To patients and families, the ICU nurse is their trusted advisor, care provider, educator, and counselor.  He or she is whom they first turn to for answers and assurances.   However, despite the large emotional and clinical responsibility placed on these nurse champions, very few have adequate support in the form of PFCC protocols or guidelines.  ICU nurses are on the front lines of PFCC but aren’t provided with the support they need for addressing complex treatment questions, managing family disagreements, or even choosing which care activities are safe for family members to perform. 


The lack of standardized workflows additionally fuel the anxiety among many ICU nurses that PFCC will consume a significant portion of their limited time.  However, when properly implemented, PFCC in the ICU can measurably save clinician time and enable top-of-license work for nurses and the rest of the care team by proactively addressing patient and family concerns.

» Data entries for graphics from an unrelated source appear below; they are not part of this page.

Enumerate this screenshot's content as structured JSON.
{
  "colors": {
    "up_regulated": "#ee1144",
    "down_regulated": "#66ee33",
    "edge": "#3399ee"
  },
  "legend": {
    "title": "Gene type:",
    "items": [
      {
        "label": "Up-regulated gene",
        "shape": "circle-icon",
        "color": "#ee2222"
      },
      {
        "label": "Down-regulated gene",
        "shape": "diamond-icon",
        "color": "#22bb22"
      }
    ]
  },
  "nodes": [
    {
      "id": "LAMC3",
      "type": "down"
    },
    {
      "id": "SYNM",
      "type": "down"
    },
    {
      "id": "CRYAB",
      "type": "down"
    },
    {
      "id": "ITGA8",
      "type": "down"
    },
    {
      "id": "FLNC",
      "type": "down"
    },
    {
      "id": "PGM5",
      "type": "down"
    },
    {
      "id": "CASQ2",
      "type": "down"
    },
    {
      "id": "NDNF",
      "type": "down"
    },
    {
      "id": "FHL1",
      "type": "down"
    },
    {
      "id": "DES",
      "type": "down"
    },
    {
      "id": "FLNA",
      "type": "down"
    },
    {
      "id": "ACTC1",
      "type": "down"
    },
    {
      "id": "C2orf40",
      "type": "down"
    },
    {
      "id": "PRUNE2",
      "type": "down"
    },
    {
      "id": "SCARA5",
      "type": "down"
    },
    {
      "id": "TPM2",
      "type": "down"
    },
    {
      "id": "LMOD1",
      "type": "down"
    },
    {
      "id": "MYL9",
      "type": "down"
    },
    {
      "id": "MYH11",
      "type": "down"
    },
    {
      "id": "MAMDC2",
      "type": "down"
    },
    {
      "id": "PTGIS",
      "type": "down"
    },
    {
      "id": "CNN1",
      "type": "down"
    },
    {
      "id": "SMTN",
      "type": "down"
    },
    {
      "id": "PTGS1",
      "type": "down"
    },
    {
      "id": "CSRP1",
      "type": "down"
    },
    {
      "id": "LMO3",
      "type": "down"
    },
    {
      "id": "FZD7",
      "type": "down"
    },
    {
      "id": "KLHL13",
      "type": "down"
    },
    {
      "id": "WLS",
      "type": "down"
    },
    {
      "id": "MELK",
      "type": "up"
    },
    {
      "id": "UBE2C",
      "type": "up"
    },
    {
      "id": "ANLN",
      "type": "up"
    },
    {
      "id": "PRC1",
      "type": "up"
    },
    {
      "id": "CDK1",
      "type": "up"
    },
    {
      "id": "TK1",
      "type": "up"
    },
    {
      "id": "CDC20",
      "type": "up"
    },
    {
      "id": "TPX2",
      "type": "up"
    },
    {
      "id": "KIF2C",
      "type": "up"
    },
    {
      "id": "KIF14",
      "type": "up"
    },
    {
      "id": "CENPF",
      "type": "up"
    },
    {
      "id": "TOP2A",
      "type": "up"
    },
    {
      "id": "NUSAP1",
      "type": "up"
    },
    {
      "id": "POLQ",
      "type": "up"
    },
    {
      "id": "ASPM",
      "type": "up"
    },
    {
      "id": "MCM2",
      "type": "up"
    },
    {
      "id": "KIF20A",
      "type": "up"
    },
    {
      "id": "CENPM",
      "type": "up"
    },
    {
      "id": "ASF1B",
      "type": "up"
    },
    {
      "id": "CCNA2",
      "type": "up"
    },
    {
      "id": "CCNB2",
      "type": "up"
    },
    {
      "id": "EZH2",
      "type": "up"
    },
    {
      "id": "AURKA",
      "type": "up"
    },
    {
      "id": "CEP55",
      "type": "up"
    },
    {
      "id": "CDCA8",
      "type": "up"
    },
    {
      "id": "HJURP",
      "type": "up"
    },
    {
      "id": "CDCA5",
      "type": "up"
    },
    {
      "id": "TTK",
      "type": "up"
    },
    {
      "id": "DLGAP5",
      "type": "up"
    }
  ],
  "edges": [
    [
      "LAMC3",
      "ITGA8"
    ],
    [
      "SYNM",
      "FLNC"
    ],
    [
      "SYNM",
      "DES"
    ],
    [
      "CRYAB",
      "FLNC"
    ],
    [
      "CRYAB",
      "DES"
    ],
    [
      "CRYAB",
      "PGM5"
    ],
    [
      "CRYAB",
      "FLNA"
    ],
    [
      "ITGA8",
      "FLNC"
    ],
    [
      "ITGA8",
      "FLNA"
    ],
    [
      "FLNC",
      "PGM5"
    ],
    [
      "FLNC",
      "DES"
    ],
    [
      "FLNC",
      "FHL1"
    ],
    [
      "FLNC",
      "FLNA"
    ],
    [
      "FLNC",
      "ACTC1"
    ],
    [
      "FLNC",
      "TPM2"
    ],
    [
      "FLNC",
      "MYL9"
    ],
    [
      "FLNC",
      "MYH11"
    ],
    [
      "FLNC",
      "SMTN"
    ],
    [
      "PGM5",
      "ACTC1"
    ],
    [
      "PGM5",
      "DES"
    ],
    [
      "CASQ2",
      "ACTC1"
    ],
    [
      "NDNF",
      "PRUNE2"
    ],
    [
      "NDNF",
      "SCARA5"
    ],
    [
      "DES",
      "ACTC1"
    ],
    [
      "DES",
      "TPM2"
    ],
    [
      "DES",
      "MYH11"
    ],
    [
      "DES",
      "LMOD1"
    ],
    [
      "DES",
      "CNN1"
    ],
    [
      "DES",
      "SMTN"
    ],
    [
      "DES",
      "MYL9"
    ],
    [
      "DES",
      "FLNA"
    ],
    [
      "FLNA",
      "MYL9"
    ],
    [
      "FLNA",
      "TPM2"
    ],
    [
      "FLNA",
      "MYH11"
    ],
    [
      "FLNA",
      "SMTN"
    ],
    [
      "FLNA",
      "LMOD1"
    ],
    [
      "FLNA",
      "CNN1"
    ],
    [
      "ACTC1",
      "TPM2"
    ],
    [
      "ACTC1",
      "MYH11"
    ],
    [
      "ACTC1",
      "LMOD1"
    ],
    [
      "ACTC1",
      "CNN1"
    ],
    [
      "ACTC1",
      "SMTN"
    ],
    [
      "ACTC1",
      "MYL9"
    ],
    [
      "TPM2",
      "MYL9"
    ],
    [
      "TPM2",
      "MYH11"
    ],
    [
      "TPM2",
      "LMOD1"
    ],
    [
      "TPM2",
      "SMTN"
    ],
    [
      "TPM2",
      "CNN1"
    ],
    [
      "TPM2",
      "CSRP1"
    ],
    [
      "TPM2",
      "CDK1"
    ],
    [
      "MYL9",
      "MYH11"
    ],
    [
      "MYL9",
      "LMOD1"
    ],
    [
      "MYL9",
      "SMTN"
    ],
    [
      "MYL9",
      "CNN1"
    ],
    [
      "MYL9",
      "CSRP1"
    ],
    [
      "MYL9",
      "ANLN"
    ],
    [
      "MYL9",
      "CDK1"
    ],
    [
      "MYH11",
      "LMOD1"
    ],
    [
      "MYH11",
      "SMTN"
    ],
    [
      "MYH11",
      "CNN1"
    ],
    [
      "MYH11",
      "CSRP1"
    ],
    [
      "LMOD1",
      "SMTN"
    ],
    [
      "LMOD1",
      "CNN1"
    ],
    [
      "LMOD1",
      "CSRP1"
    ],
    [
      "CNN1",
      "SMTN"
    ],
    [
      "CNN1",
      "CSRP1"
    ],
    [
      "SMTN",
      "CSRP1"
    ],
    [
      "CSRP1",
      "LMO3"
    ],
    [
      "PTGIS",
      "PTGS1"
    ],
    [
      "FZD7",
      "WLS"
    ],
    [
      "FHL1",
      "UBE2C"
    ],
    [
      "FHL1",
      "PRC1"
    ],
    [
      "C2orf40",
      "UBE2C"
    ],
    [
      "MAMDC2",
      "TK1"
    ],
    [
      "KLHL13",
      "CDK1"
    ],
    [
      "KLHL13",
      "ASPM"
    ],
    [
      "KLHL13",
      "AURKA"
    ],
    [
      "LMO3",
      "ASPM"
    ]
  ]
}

Shared knowledge reduces lengthy family conferences, role confusion, and repetition of previously answered questions.


Empowering the nurse champion

To assist ICU nurses in providing PFCC, hospitals are beginning to provide evidence-based protocols, standardized workflows, guidelines for escalation of support, and educational materials to share with families.

Some forward-thinking hospitals, including a cohort of four large university hospitals, are even developing digital learning libraries.  Digital tools centralize information to make it more easily accessible for patient and families. But maintaining relevant, up-to-date content is a large undertaking.  Most hospitals are still searching for provider-facing clinical tools that enable rapid, patient-specific care interventions.  Thus, additionally implementing family-facing digital tools is a daunting, if not unmanageable, undertaking. 


The best of both worlds

And yet, some hospitals are racing past “forward-thinking” on their way to “care transforming.” These hospitals have found an even better way:  combining provider decision support tools and family-facing digital tools to establish the best of both worlds.  For example, some institutions are implementing technology that provides a real-time view of the patient’s story at the bedside and includes simplified displays of status changes.  This dashboard is then shared by the care team, the patient, and the family.  It enables the care team to make rapid treatment decisions and empowers family members to track their loved one’s progress – all while fostering a PFCC model rooted in trust.